Ivan Bakanov, amigo de infância do Presidente, e Iryna Venediktova, ex-conselheira de Zelensky, podem ser a face visível de um problema mais profundo. Citado pelos jornais, Vitaly Shabunin, presidente do conselho do Centro Anticorrupção da Ucrânia, as demissões conferem o monopólio do poder a uma pessoa: Olge Tatarov, vice-chefe do Gabinete do Presidente. “A verdadeira razão da demissão de Bakanov e de Venediktova é a entrega da procuradoria-geral e dos serviços de segurança a Oleg Tatarov”, refere, citado por vários jornais.

Mas nem todos têm a mesma opinião, segundo as mesmas fontes, o jornalista e analista militar Yuriy Butusov diz que as demissões são um sinal da concentração de poderes nas mãos do chefe do Gabinete do Presidente, Andriy Yermak.

Duas opiniões que se juntam àquela que parece ser a mais óbvia (o que não quer dizer que seja a verdadeira): as demissões servem para fortalecer o controlo de Zelensky sobre o exército, as agências de segurança e, em geral, sobre toda a cadeia de comando do país.

Os casos assumiram um contexto de escândalo, a tal ponto que a própria Casa Branca se viu confrontada com a necessidade de comentar. Segundo a imprensa norte-americana, Ned Price, porta-voz do Departamento de Estado, disse que Washington não discute nomes mas sim instituições e é a Zelensky que assiste “a lógica para fazer mudanças de pessoas”. Os Estados Unidos afirmam que o país continuará a trabalhar com Kiev na investigação de crimes de guerra e a artilhar informação – uma vez que “a inteligência é um elemento importante da assistência que estamos a fornecer aos nossos parceiros ucranianos em um esforço para ajudá-los na defesa”, disse Price.

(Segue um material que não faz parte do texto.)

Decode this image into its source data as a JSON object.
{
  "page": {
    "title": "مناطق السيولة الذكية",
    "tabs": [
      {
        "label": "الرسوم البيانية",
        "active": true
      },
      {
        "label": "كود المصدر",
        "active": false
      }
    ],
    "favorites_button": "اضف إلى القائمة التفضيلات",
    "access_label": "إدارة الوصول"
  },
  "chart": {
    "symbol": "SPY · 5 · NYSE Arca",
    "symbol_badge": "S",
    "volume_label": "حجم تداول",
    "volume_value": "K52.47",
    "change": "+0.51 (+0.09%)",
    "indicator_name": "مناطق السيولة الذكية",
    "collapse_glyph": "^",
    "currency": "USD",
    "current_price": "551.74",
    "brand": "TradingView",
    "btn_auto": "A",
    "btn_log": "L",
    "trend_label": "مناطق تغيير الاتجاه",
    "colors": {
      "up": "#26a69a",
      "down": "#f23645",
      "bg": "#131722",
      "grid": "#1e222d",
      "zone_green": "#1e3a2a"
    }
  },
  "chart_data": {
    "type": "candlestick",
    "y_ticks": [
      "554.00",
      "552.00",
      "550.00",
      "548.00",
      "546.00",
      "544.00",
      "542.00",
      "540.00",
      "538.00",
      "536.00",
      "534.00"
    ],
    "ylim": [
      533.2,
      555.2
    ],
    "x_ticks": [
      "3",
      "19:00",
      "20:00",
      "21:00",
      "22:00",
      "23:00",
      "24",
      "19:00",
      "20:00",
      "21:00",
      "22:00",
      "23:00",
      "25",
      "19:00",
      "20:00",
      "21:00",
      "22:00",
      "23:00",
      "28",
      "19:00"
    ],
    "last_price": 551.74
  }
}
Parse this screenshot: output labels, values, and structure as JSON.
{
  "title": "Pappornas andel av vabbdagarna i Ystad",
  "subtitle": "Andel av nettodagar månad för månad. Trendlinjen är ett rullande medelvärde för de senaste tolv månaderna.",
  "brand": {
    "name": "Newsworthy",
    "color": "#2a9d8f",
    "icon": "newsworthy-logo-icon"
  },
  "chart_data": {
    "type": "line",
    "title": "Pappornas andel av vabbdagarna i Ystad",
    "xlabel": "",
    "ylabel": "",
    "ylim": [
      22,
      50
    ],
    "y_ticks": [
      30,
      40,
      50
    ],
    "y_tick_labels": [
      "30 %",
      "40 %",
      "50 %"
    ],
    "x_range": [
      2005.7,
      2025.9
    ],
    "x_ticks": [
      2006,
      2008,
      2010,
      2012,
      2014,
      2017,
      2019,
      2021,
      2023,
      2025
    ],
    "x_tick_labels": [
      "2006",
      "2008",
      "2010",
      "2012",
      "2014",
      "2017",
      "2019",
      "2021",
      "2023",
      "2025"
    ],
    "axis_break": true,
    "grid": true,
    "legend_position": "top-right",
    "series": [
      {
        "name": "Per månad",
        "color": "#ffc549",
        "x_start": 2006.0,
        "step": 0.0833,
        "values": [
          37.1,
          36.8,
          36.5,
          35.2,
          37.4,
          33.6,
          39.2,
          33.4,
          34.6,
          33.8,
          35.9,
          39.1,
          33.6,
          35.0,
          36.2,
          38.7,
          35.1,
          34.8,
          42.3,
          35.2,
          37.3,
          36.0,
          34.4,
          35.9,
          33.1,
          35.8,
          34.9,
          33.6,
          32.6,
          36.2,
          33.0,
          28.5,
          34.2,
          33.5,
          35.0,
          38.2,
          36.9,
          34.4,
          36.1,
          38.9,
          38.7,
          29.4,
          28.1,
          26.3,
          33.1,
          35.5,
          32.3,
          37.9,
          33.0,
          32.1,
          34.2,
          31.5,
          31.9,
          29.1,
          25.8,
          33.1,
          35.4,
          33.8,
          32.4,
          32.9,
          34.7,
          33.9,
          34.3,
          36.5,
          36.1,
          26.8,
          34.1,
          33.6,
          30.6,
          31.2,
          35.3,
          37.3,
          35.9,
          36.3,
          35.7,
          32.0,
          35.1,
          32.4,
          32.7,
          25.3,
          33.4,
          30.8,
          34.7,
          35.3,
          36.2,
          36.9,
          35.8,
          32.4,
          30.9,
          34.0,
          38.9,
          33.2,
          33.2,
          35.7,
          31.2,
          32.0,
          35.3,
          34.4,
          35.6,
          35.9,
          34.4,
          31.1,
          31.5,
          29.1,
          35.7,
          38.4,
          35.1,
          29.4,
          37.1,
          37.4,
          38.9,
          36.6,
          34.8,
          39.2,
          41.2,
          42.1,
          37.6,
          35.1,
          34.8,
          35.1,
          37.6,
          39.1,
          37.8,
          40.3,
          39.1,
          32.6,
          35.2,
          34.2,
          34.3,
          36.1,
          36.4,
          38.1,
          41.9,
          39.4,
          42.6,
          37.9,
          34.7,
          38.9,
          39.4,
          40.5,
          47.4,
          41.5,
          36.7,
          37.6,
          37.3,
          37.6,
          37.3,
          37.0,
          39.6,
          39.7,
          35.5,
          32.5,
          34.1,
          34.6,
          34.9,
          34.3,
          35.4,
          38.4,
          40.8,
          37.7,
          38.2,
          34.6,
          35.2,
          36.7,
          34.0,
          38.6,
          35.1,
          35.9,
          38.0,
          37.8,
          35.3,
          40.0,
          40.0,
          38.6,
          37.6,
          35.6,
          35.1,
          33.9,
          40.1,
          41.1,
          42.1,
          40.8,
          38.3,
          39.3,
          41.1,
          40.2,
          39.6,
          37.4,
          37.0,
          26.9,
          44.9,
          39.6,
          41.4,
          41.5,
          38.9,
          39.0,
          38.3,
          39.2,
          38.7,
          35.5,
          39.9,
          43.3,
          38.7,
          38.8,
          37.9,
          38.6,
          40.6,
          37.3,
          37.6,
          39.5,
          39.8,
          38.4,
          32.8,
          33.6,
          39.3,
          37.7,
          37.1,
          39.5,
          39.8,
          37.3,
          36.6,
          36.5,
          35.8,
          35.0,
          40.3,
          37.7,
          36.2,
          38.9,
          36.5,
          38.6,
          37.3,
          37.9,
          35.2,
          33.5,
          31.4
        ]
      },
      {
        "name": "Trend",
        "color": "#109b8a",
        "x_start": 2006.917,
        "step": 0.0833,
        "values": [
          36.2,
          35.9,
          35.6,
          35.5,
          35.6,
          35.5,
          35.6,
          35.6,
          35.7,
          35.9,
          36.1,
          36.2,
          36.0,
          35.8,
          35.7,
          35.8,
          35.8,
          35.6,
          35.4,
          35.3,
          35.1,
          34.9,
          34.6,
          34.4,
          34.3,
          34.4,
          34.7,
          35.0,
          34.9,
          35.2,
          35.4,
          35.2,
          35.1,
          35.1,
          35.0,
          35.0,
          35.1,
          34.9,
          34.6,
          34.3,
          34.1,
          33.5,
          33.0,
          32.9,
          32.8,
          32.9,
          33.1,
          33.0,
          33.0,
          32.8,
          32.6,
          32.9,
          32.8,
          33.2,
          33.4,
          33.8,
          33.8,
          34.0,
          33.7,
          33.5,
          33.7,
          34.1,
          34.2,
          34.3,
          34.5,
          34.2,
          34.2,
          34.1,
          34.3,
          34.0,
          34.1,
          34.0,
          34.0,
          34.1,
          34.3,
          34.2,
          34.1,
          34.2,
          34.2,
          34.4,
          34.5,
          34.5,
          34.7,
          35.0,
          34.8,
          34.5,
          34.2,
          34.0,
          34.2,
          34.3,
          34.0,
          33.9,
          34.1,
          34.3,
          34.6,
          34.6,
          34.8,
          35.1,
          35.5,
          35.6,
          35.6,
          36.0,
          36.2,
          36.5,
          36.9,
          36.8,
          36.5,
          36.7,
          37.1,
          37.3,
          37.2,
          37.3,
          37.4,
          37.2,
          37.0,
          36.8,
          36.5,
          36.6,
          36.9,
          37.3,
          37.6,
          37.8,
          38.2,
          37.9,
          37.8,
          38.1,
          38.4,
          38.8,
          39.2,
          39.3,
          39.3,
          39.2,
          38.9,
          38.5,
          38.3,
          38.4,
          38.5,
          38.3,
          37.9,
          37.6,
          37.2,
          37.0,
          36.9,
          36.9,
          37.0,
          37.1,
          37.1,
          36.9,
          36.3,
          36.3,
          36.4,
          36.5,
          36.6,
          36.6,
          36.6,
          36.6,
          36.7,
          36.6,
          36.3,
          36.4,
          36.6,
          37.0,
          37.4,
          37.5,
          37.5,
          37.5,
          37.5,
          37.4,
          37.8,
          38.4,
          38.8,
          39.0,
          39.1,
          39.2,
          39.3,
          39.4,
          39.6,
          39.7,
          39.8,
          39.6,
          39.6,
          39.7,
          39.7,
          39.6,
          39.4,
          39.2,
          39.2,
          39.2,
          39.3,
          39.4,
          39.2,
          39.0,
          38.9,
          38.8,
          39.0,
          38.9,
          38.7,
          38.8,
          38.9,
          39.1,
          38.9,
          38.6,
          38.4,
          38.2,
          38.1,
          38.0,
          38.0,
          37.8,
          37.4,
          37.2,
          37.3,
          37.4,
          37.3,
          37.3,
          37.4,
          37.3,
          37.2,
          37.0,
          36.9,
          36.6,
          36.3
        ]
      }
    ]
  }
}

Entretanto, Zelensky nomeou o primeiro vice-chefe da SBU, Vasyl Maliuk, para a liderança interina da agência, o que permite assegurar que não ruturas na cadeia de comando. Mas o certo é que o episódio demonstra que o Presidente ucraniano pode estar a ter problemas internos que não são ainda claros para os observadores internacionais.